The Finance Minister, Ken Ofori-Atta, has outlined strategies government intends to leverage through increased production and exports to engineer growth of the economy.
Mr. Ofori-Atta, in his presentation of the 2024 Budget and Economic Policy of government on November 15, 2023, noted that government has identified strategic industries to anchor growth of the Ghanaian manufacturing sector. These strategic anchor industries, he said, are being implemented by the flagship One District-One Factory (1D1F) programme and facilitated by the Free Zones Authority and Export Promotion Authority in collaboration with the Ghana Investment Promotion Centre.
“Ghana aims to be the regional manufacturing hub for West Africa. The 15-month Growth Strategy leverages on the 1D1F and Free Zones projects to attract investments into the industries and create massive job opportunities in Ghana,” he said.

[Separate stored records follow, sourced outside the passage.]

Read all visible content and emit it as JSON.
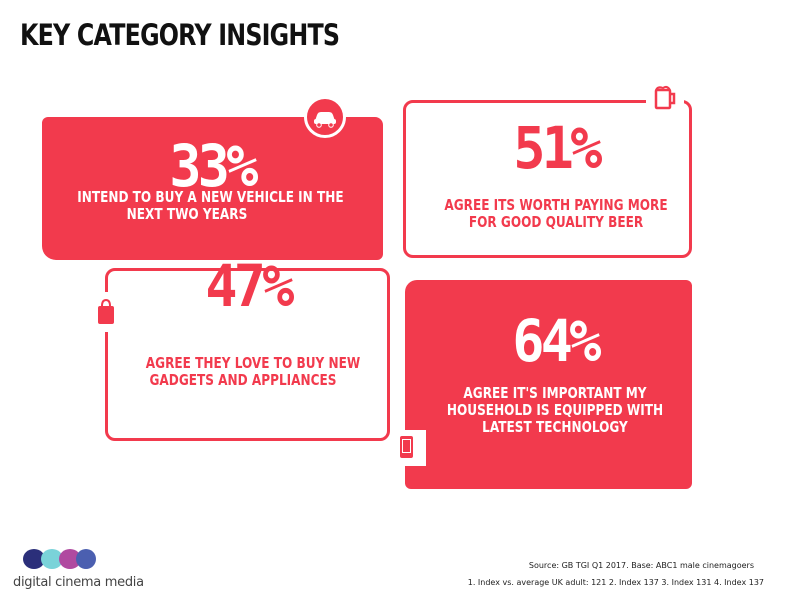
{
  "title": "KEY CATEGORY INSIGHTS",
  "cards": [
    {
      "percent": "33%",
      "line1": "INTEND TO BUY A NEW VEHICLE IN THE",
      "line2": "NEXT TWO YEARS",
      "icon": "car-icon"
    },
    {
      "percent": "51%",
      "line1": "AGREE ITS WORTH PAYING MORE",
      "line2": "FOR GOOD QUALITY BEER",
      "icon": "beer-icon"
    },
    {
      "percent": "47%",
      "line1": "AGREE THEY LOVE TO BUY NEW",
      "line2": "GADGETS AND APPLIANCES",
      "icon": "shopping-bag-icon"
    },
    {
      "percent": "64%",
      "line1": "AGREE IT'S IMPORTANT MY",
      "line2": "HOUSEHOLD IS EQUIPPED WITH",
      "line3": "LATEST TECHNOLOGY",
      "icon": "phone-icon"
    }
  ],
  "footer": {
    "source": "Source: GB TGI Q1 2017. Base: ABC1 male cinemagoers",
    "index_notes": "1. Index vs. average UK adult: 121 2. Index 137 3. Index 131 4. Index 137",
    "logo_text": "digital cinema media"
  },
  "colors": {
    "accent": "#f23a4d",
    "title": "#111111"
  }
}
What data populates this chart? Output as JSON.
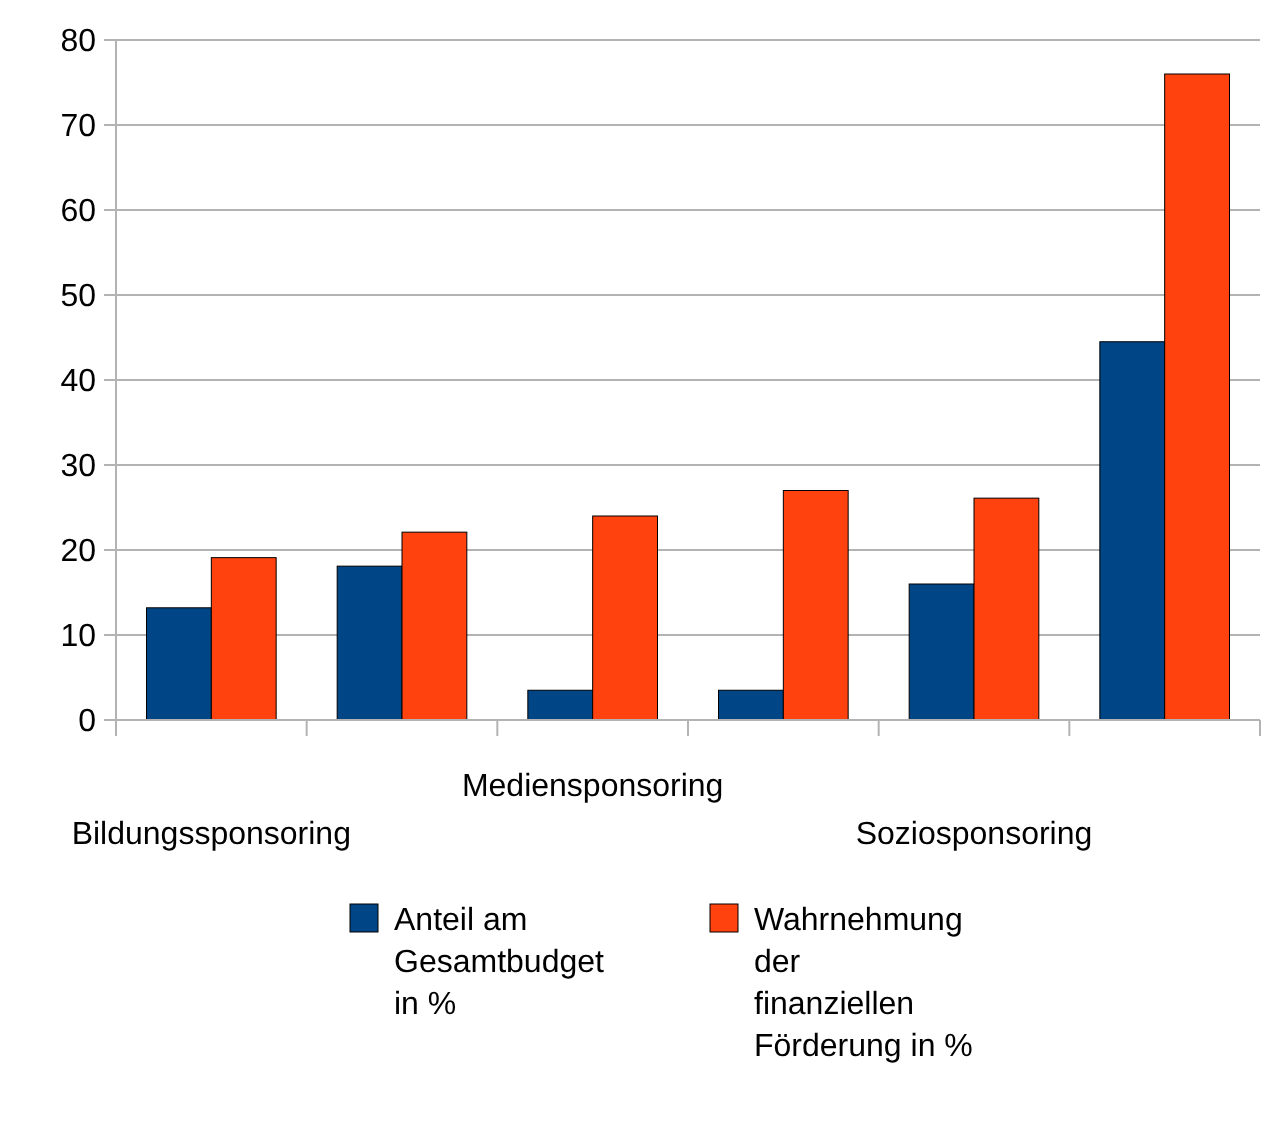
{
  "chart_data": {
    "type": "bar",
    "categories": [
      "Bildungssponsoring",
      null,
      "Mediensponsoring",
      null,
      "Soziosponsoring",
      null
    ],
    "series": [
      {
        "name": "Anteil am Gesamtbudget in %",
        "color": "#004586",
        "values": [
          13.2,
          18.1,
          3.5,
          3.5,
          16,
          44.5
        ]
      },
      {
        "name": "Wahrnehmung der finanziellen Förderung in %",
        "color": "#ff420e",
        "values": [
          19.1,
          22.1,
          24,
          27,
          26.1,
          76
        ]
      }
    ],
    "ylim": [
      0,
      80
    ],
    "yticks": [
      0,
      10,
      20,
      30,
      40,
      50,
      60,
      70,
      80
    ],
    "grid": "y",
    "legend": "bottom"
  }
}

Promotion of trade, industry and export
The strategy, according to him, seeks to increase export revenue through the Ghana Free Zone Authority (GFZA) and Ghana Export Promotion Agency (GEPA).
The Growth Strategy therefore supports implementing interventions which increase our capacity to produce, deepen value-chains, facilitate and modernise storage facilities and increase the shelf-life of products. These improvements are expected to help support exports, build forex exchange buffers and reduce inflation.

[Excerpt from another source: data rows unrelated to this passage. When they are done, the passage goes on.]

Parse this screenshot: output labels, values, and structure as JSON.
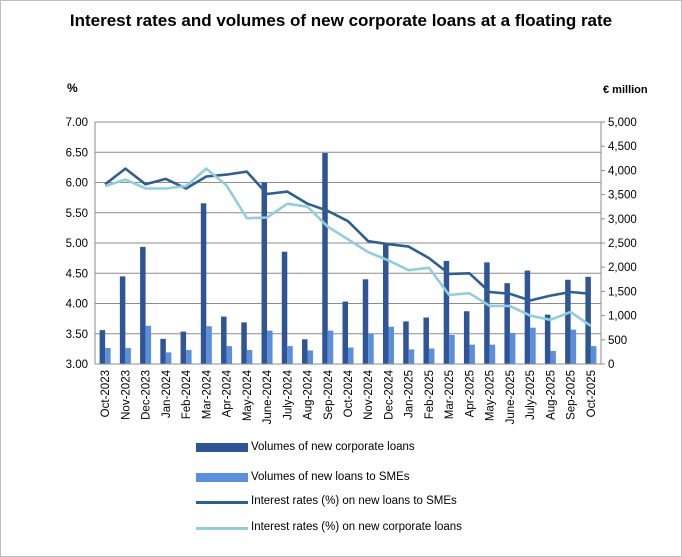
{
  "chart_data": {
    "type": "bar+line",
    "title": "Interest rates and volumes of new corporate loans at a  floating rate",
    "ylabel_left": "%",
    "ylabel_right": "€ million",
    "ylim_left": [
      3.0,
      7.0
    ],
    "ylim_right": [
      0,
      5000
    ],
    "yticks_left": [
      "3.00",
      "3.50",
      "4.00",
      "4.50",
      "5.00",
      "5.50",
      "6.00",
      "6.50",
      "7.00"
    ],
    "yticks_right": [
      "0",
      "500",
      "1,000",
      "1,500",
      "2,000",
      "2,500",
      "3,000",
      "3,500",
      "4,000",
      "4,500",
      "5,000"
    ],
    "grid": "horizontal",
    "legend_position": "bottom",
    "categories": [
      "Oct-2023",
      "Nov-2023",
      "Dec-2023",
      "Jan-2024",
      "Feb-2024",
      "Mar-2024",
      "Apr-2024",
      "May-2024",
      "June-2024",
      "July-2024",
      "Aug-2024",
      "Sep-2024",
      "Oct-2024",
      "Nov-2024",
      "Dec-2024",
      "Jan-2025",
      "Feb-2025",
      "Mar-2025",
      "Apr-2025",
      "May-2025",
      "June-2025",
      "July-2025",
      "Aug-2025",
      "Sep-2025",
      "Oct-2025"
    ],
    "series": [
      {
        "name": "Volumes of new corporate loans",
        "kind": "bar",
        "axis": "right",
        "color": "#2f5597",
        "values": [
          700,
          1810,
          2420,
          520,
          670,
          3320,
          980,
          860,
          3750,
          2320,
          510,
          4360,
          1290,
          1750,
          2480,
          880,
          960,
          2130,
          1090,
          2100,
          1670,
          1930,
          1020,
          1740,
          1800
        ]
      },
      {
        "name": "Volumes of new loans to SMEs",
        "kind": "bar",
        "axis": "right",
        "color": "#5b8fd9",
        "values": [
          330,
          330,
          790,
          240,
          290,
          780,
          370,
          290,
          690,
          370,
          280,
          690,
          340,
          620,
          770,
          300,
          320,
          600,
          400,
          400,
          640,
          750,
          270,
          710,
          370
        ]
      },
      {
        "name": "Interest rates (%) on new loans to SMEs",
        "kind": "line",
        "axis": "left",
        "color": "#2f5f8f",
        "values": [
          5.97,
          6.23,
          5.97,
          6.06,
          5.9,
          6.1,
          6.13,
          6.18,
          5.81,
          5.85,
          5.65,
          5.53,
          5.36,
          5.03,
          4.98,
          4.94,
          4.75,
          4.49,
          4.5,
          4.19,
          4.16,
          4.05,
          4.13,
          4.19,
          4.16
        ]
      },
      {
        "name": "Interest rates (%) on new corporate loans",
        "kind": "line",
        "axis": "left",
        "color": "#92cddc",
        "values": [
          5.94,
          6.05,
          5.9,
          5.9,
          5.94,
          6.23,
          5.95,
          5.41,
          5.42,
          5.65,
          5.6,
          5.27,
          5.06,
          4.85,
          4.71,
          4.55,
          4.59,
          4.14,
          4.17,
          3.96,
          3.96,
          3.8,
          3.73,
          3.86,
          3.63
        ]
      }
    ]
  }
}
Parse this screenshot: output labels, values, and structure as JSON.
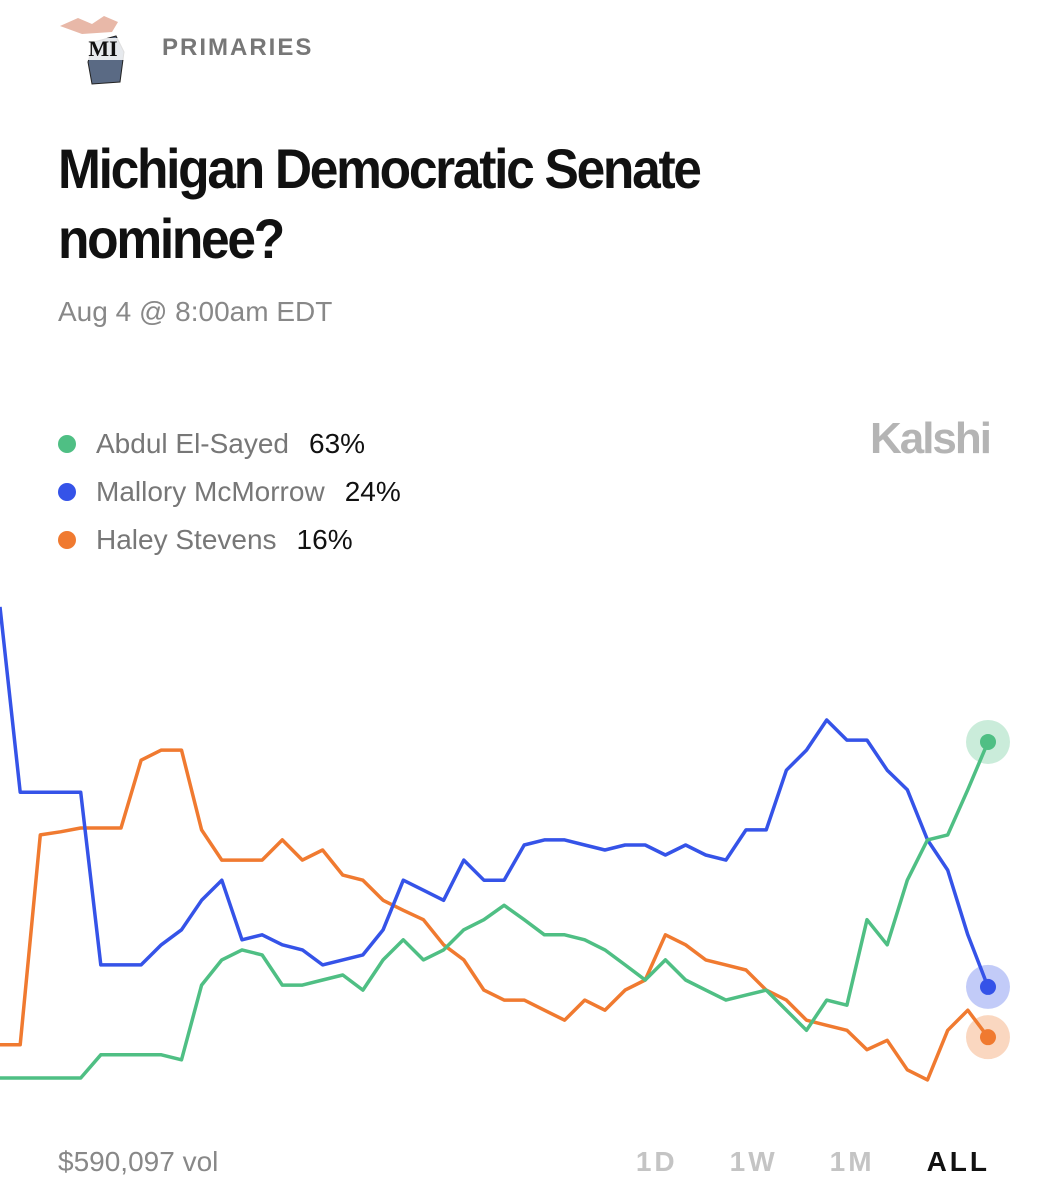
{
  "header": {
    "icon_label": "MI",
    "section": "PRIMARIES"
  },
  "chart_data": {
    "type": "line",
    "title": "Michigan Democratic Senate nominee?",
    "subtitle": "Aug 4 @ 8:00am EDT",
    "brand": "Kalshi",
    "volume": "$590,097 vol",
    "ranges": [
      "1D",
      "1W",
      "1M",
      "ALL"
    ],
    "active_range": "ALL",
    "ylim": [
      6,
      85.6
    ],
    "series": [
      {
        "name": "Abdul El-Sayed",
        "color": "#4fbf84",
        "values": [
          9.5,
          9.5,
          9.5,
          9.5,
          9.5,
          13.2,
          13.2,
          13.2,
          13.2,
          12.4,
          24.3,
          28.3,
          29.9,
          29.1,
          24.3,
          24.3,
          25.1,
          25.9,
          23.5,
          28.3,
          31.5,
          28.3,
          29.9,
          33.1,
          34.7,
          37,
          34.7,
          32.3,
          32.3,
          31.5,
          29.9,
          27.5,
          25.1,
          28.3,
          25.1,
          23.5,
          21.9,
          22.7,
          23.5,
          20.3,
          17.1,
          21.9,
          21.1,
          34.7,
          30.7,
          41,
          47.4,
          48.2,
          55.4,
          63
        ],
        "value_labels": [
          null,
          null,
          null,
          null,
          null,
          null,
          null,
          null,
          null,
          null,
          null,
          null,
          null,
          null,
          null,
          null,
          null,
          null,
          null,
          null,
          null,
          null,
          null,
          null,
          null,
          null,
          null,
          null,
          null,
          null,
          null,
          null,
          null,
          null,
          null,
          null,
          null,
          null,
          null,
          null,
          null,
          null,
          null,
          null,
          null,
          null,
          null,
          null,
          null,
          "63%"
        ]
      },
      {
        "name": "Mallory McMorrow",
        "color": "#3553e8",
        "values": [
          84.5,
          55,
          55,
          55,
          55,
          27.5,
          27.5,
          27.5,
          30.7,
          33.1,
          37.8,
          41,
          31.5,
          32.3,
          30.7,
          29.9,
          27.5,
          28.3,
          29.1,
          33.1,
          41,
          39.4,
          37.8,
          44.2,
          41,
          41,
          46.6,
          47.4,
          47.4,
          46.6,
          45.8,
          46.6,
          46.6,
          45,
          46.6,
          45,
          44.2,
          49,
          49,
          58.5,
          61.7,
          66.5,
          63.3,
          63.3,
          58.5,
          55.4,
          47.4,
          42.6,
          32.3,
          24
        ],
        "value_labels": [
          null,
          null,
          null,
          null,
          null,
          null,
          null,
          null,
          null,
          null,
          null,
          null,
          null,
          null,
          null,
          null,
          null,
          null,
          null,
          null,
          null,
          null,
          null,
          null,
          null,
          null,
          null,
          null,
          null,
          null,
          null,
          null,
          null,
          null,
          null,
          null,
          null,
          null,
          null,
          null,
          null,
          null,
          null,
          null,
          null,
          null,
          null,
          null,
          null,
          "24%"
        ]
      },
      {
        "name": "Haley Stevens",
        "color": "#f07a30",
        "values": [
          14.8,
          14.8,
          48.2,
          48.7,
          49.3,
          49.3,
          49.3,
          60.1,
          61.7,
          61.7,
          49,
          44.2,
          44.2,
          44.2,
          47.4,
          44.2,
          45.8,
          41.8,
          41,
          37.8,
          36.2,
          34.7,
          30.7,
          28.3,
          23.5,
          21.9,
          21.9,
          20.3,
          18.7,
          21.9,
          20.3,
          23.5,
          25.1,
          32.3,
          30.7,
          28.3,
          27.5,
          26.7,
          23.5,
          21.9,
          18.7,
          17.9,
          17.1,
          14,
          15.5,
          10.8,
          9.2,
          17.1,
          20.3,
          16
        ],
        "value_labels": [
          null,
          null,
          null,
          null,
          null,
          null,
          null,
          null,
          null,
          null,
          null,
          null,
          null,
          null,
          null,
          null,
          null,
          null,
          null,
          null,
          null,
          null,
          null,
          null,
          null,
          null,
          null,
          null,
          null,
          null,
          null,
          null,
          null,
          null,
          null,
          null,
          null,
          null,
          null,
          null,
          null,
          null,
          null,
          null,
          null,
          null,
          null,
          null,
          null,
          "16%"
        ]
      }
    ]
  }
}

He further detailed that through the set targets, export earnings are expected to increase; with increased job opportunities as well as earnings of licenced Free Zone Companies also seeing an increase, among others.
“Altogether, earnings from Non-traditional Exports are expected to increase to US$4billion (2023) and US$4.8billion (2024), from US$3.51 billion (2022). 271 licenced Free Zone Companies are expected to increase earnings to US$2.19billion in 2024, compared to earnings of US$1.8billion from 207 licenced Free Zone Companies in 2022,” Mr. Ofori-Atta projected.

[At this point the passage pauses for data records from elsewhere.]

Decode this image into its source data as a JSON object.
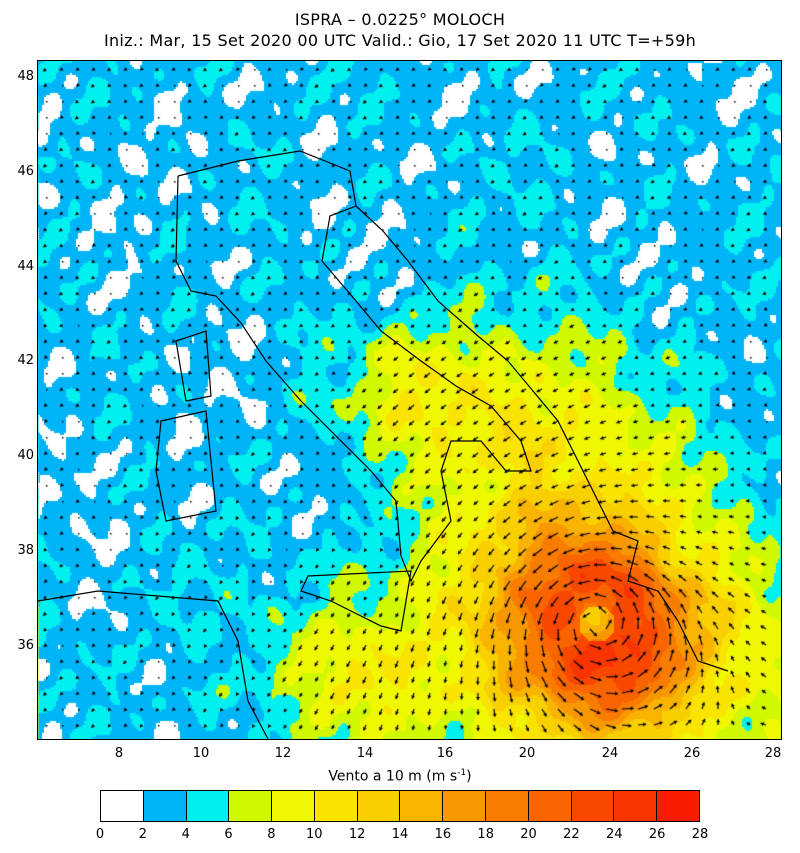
{
  "title": "ISPRA – 0.0225° MOLOCH",
  "subtitle": "Iniz.: Mar, 15 Set 2020  00 UTC  Valid.: Gio, 17 Set 2020  11 UTC  T=+59h",
  "map": {
    "lat_ticks": [
      "48",
      "46",
      "44",
      "42",
      "40",
      "38",
      "36"
    ],
    "lon_ticks": [
      "8",
      "10",
      "12",
      "14",
      "16",
      "20",
      "24",
      "26",
      "28"
    ]
  },
  "colorbar": {
    "title": "Vento a 10 m (m s",
    "title_sup": "-1",
    "title_end": ")",
    "labels": [
      "0",
      "2",
      "4",
      "6",
      "8",
      "10",
      "12",
      "14",
      "16",
      "18",
      "20",
      "22",
      "24",
      "26",
      "28"
    ],
    "colors": [
      "#ffffff",
      "#00b4f8",
      "#00f0f0",
      "#d0f800",
      "#f0f800",
      "#f8e400",
      "#f8d000",
      "#f8b400",
      "#f89800",
      "#f87c00",
      "#f86400",
      "#f84800",
      "#f83400",
      "#f81c00"
    ]
  }
}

He also stated key interventions government seeks to employ in improving the country’s business environment.
These interventions include enactment of the Business Regulatory Reform bill to enhance the quality and transparency of regulatory administration and establish a predictable regulatory environment; crowding-in private sector financing of US$20billion through Foreign Direct Investments (FDIs) and enhanced public-private dialogues and partnerships; as well a more coordinated and aggressive promotion of FDIs.
The minister also hinted that as part of the interventions, there will be amendments to the Ghana Investment Promotion Centre (GIPC) – for which he said the Act has been completed and submitted to parliament.
The Growth Strategy sets ambitious targets for easing access to the domestic private sector, including medium- and long-term finance at competitive rates.
By setting ambitious targets for easing access of the domestic private sector, including medium and long-term finance at competitive rates, Mr. Ofori-Atta stated that: “Government will leverage plans of the Development Bank of Ghana (DBG), GIRSAL, Venture Capital Trust Fund (VCTF) and Ghana Investment Infrastructure Fund (GIIF) to provide loans, partial guarantees and venture capital to private entities with transformational and strategic projects in Agriculture, Technology and Industry”.